Lessons (carry forward)

  • L1 — zip(strict=True) is the wrong default when the caller's list length is a variable. When test fixtures and the default factory both produce variable-length search-path lists (1, 2, or 3 tiers depending on what's being asserted), strict-zip turns "user-only fixture" into a runtime error. Truncating-zip with positional tier assignment is the simpler contract; the type system carries the tier identity via Tier: TypeAlias = Literal[...] even when the runtime list is shorter.
  • L2 — Two-stage read-then-scan doubles the memory budget. The original _read_frontmatter_bytes_split_frontmatter split allocated the scan window twice (chunk list + b"".join). Combining into a single streaming scanner that early-exits on the closing fence dropped the peak from 2.1 MB to 1.0 MB on the unterminated-frontmatter fixture and from 2.1 MB to ~150 KB on the normal-frontmatter+100MB-body fixture. Future Phase-2 loaders that scan-then-act should default to the streaming shape unless the input is provably bounded.

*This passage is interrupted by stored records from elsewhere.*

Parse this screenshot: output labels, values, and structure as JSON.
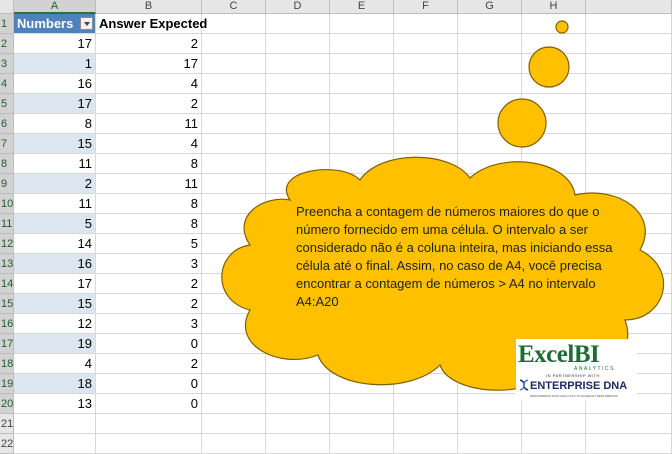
{
  "columns": [
    "A",
    "B",
    "C",
    "D",
    "E",
    "F",
    "G",
    "H"
  ],
  "selected_column": "A",
  "row_numbers": [
    "1",
    "2",
    "3",
    "4",
    "5",
    "6",
    "7",
    "8",
    "9",
    "10",
    "11",
    "12",
    "13",
    "14",
    "15",
    "16",
    "17",
    "18",
    "19",
    "20",
    "21",
    "22"
  ],
  "headers": {
    "numbers": "Numbers",
    "answer": "Answer Expected"
  },
  "rows": [
    {
      "n": "17",
      "a": "2"
    },
    {
      "n": "1",
      "a": "17"
    },
    {
      "n": "16",
      "a": "4"
    },
    {
      "n": "17",
      "a": "2"
    },
    {
      "n": "8",
      "a": "11"
    },
    {
      "n": "15",
      "a": "4"
    },
    {
      "n": "11",
      "a": "8"
    },
    {
      "n": "2",
      "a": "11"
    },
    {
      "n": "11",
      "a": "8"
    },
    {
      "n": "5",
      "a": "8"
    },
    {
      "n": "14",
      "a": "5"
    },
    {
      "n": "16",
      "a": "3"
    },
    {
      "n": "17",
      "a": "2"
    },
    {
      "n": "15",
      "a": "2"
    },
    {
      "n": "12",
      "a": "3"
    },
    {
      "n": "19",
      "a": "0"
    },
    {
      "n": "4",
      "a": "2"
    },
    {
      "n": "18",
      "a": "0"
    },
    {
      "n": "13",
      "a": "0"
    }
  ],
  "callout_text": "Preencha a contagem de números maiores do que o número fornecido em uma célula. O intervalo a ser considerado não é a coluna inteira, mas iniciando essa célula até o final. Assim, no caso de A4, você precisa encontrar a contagem de números > A4 no intervalo A4:A20",
  "logo": {
    "excel": "Excel",
    "bi": "BI",
    "analytics": "ANALYTICS",
    "partnership": "IN PARTNERSHIP WITH",
    "enterprise": "ENTERPRISE DNA",
    "tagline": "EMPOWERING DATA ANALYSTS TO ACHIEVE THEIR DREAMS"
  },
  "colors": {
    "header_fill": "#4f81bd",
    "band_fill": "#dce6f1",
    "cloud_fill": "#ffc000",
    "cloud_stroke": "#7f6000",
    "logo_green": "#1e6b36",
    "logo_navy": "#1d2a6a"
  }
}
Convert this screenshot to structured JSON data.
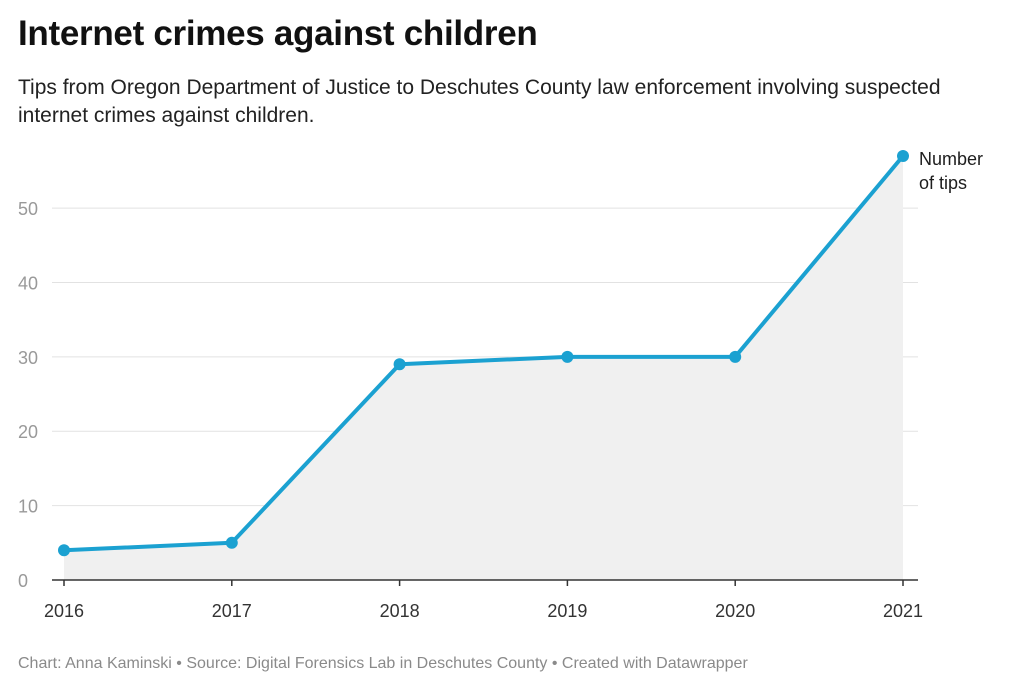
{
  "title": "Internet crimes against children",
  "subtitle": "Tips from Oregon Department of Justice to Deschutes County law enforcement involving suspected internet crimes against children.",
  "footer": "Chart: Anna Kaminski • Source: Digital Forensics Lab in Deschutes County • Created with Datawrapper",
  "colors": {
    "line": "#1ba1d1",
    "area": "#f0f0f0",
    "grid": "#e2e2e2",
    "axis": "#333333",
    "tick_label": "#999999",
    "x_tick_label": "#333333"
  },
  "chart_data": {
    "type": "area",
    "x": [
      "2016",
      "2017",
      "2018",
      "2019",
      "2020",
      "2021"
    ],
    "series": [
      {
        "name": "Number of tips",
        "values": [
          4,
          5,
          29,
          30,
          30,
          57
        ]
      }
    ],
    "series_label_lines": [
      "Number",
      "of tips"
    ],
    "yticks": [
      0,
      10,
      20,
      30,
      40,
      50
    ],
    "ylim": [
      0,
      57
    ],
    "grid": true,
    "xlabel": "",
    "ylabel": ""
  }
}
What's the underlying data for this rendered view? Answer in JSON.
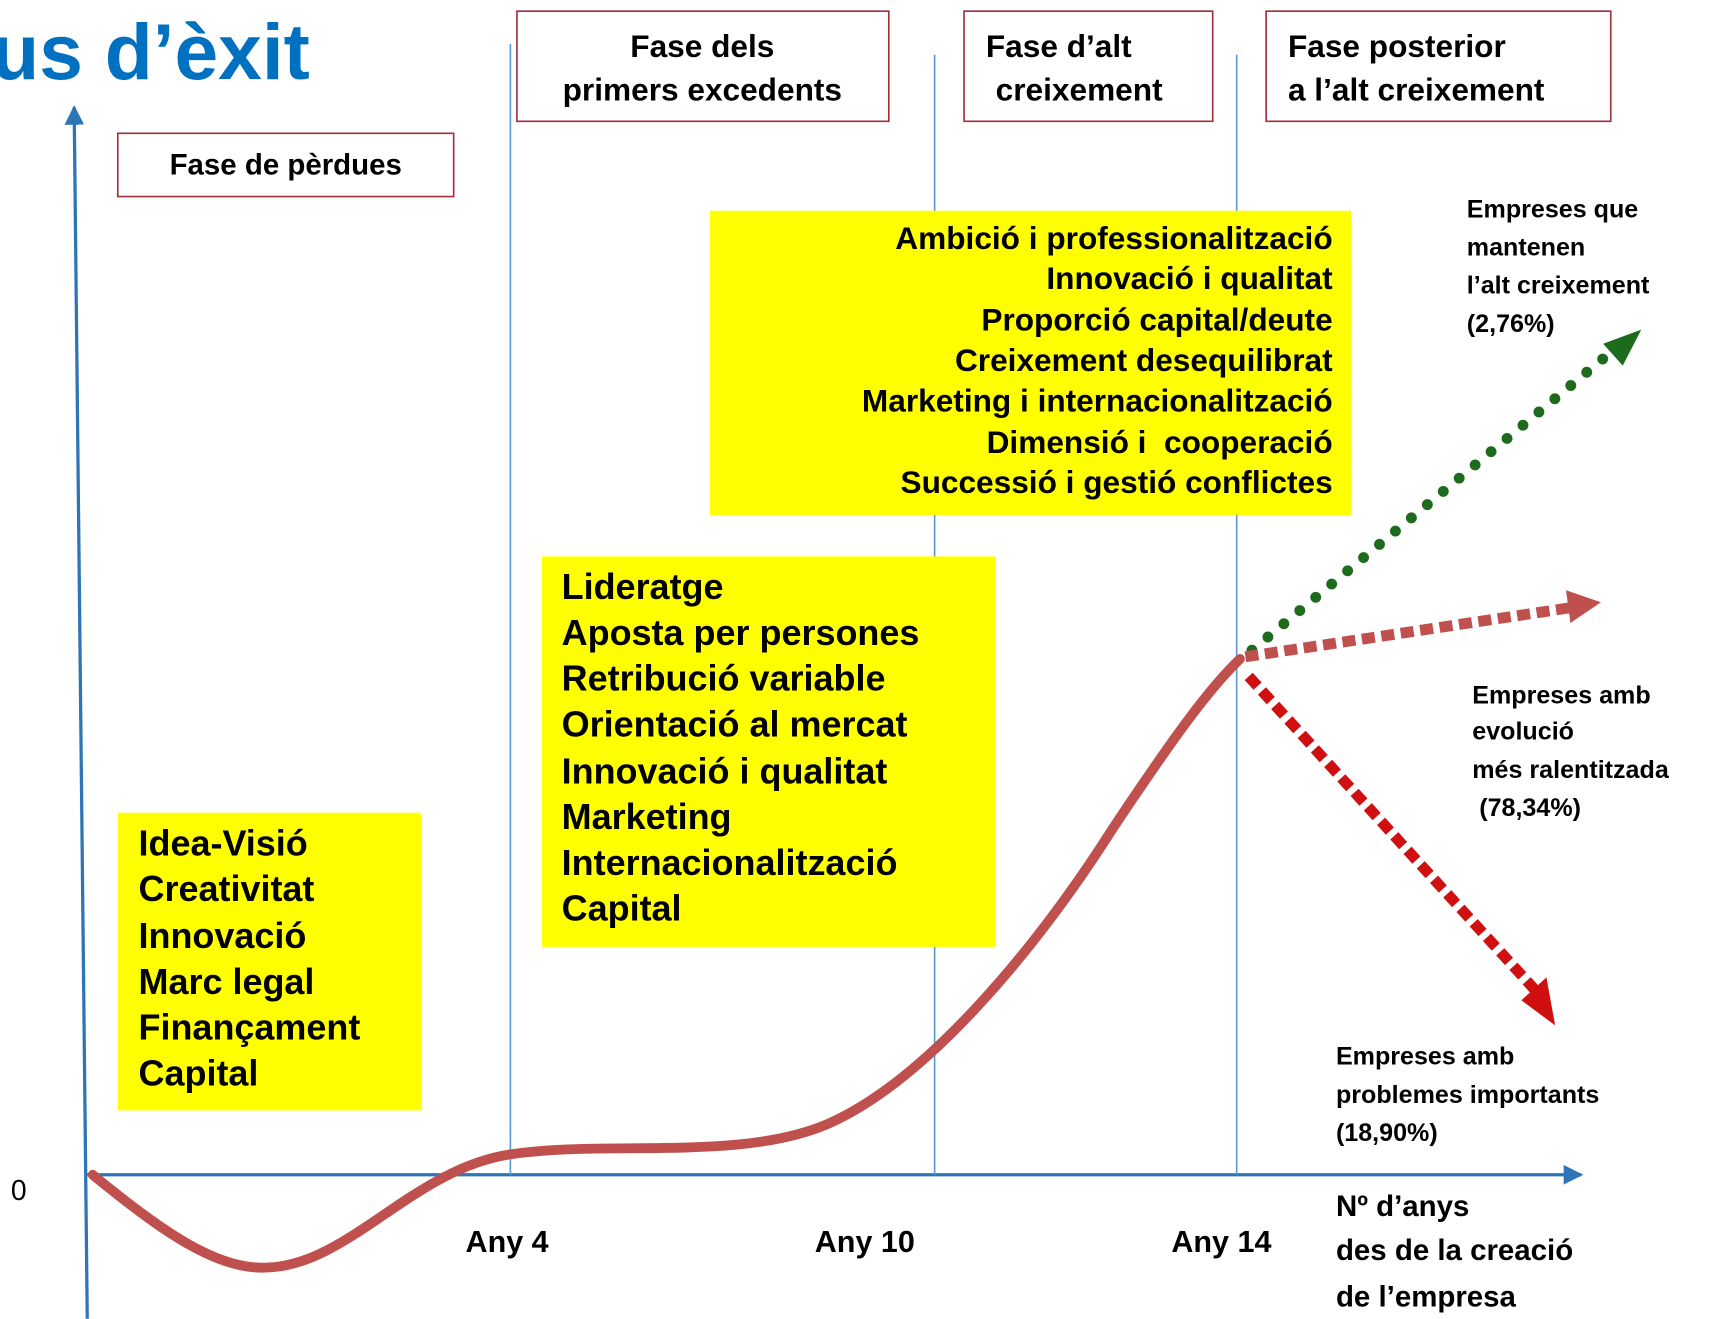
{
  "title": "us d’èxit",
  "phases": [
    {
      "lines": [
        "Fase de pèrdues"
      ]
    },
    {
      "lines": [
        "Fase dels",
        "primers excedents"
      ]
    },
    {
      "lines": [
        "Fase d’alt",
        "creixement"
      ]
    },
    {
      "lines": [
        "Fase posterior",
        "a l’alt creixement"
      ]
    }
  ],
  "factors": [
    {
      "lines": [
        "Idea-Visió",
        "Creativitat",
        "Innovació",
        "Marc legal",
        "Finançament",
        "Capital"
      ]
    },
    {
      "lines": [
        "Lideratge",
        "Aposta per persones",
        "Retribució variable",
        "Orientació al mercat",
        "Innovació i qualitat",
        "Marketing",
        "Internacionalització",
        "Capital"
      ]
    },
    {
      "lines": [
        "Ambició i professionalització",
        "Innovació i qualitat",
        "Proporció capital/deute",
        "Creixement desequilibrat",
        "Marketing i internacionalització",
        "Dimensió i  cooperació",
        "Successió i gestió conflictes"
      ]
    }
  ],
  "outcomes": [
    {
      "lines": [
        "Empreses que",
        "mantenen",
        "l’alt creixement",
        "(2,76%)"
      ]
    },
    {
      "lines": [
        "Empreses amb",
        "evolució",
        "més ralentitzada",
        " (78,34%)"
      ]
    },
    {
      "lines": [
        "Empreses amb",
        "problemes importants",
        "(18,90%)"
      ]
    }
  ],
  "axis": {
    "origin": "0",
    "ticks": [
      "Any 4",
      "Any 10",
      "Any 14"
    ],
    "x_label": [
      "Nº d’anys",
      "des de la creació",
      "de l’empresa"
    ]
  }
}
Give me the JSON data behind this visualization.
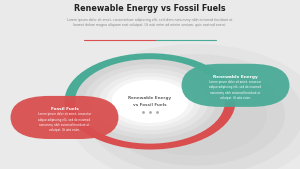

  • L3 — Every os.read site needs its own OSError handler. AC-20's directory-as-SKILL.md fixture passes the os.open (macOS allows directory open) but fails at os.read with IsADirectoryError. Loaders that catch only on open leak unhandled exceptions on every read-time errno. The two-layer try/except (open-time and read-time) was free defense once added.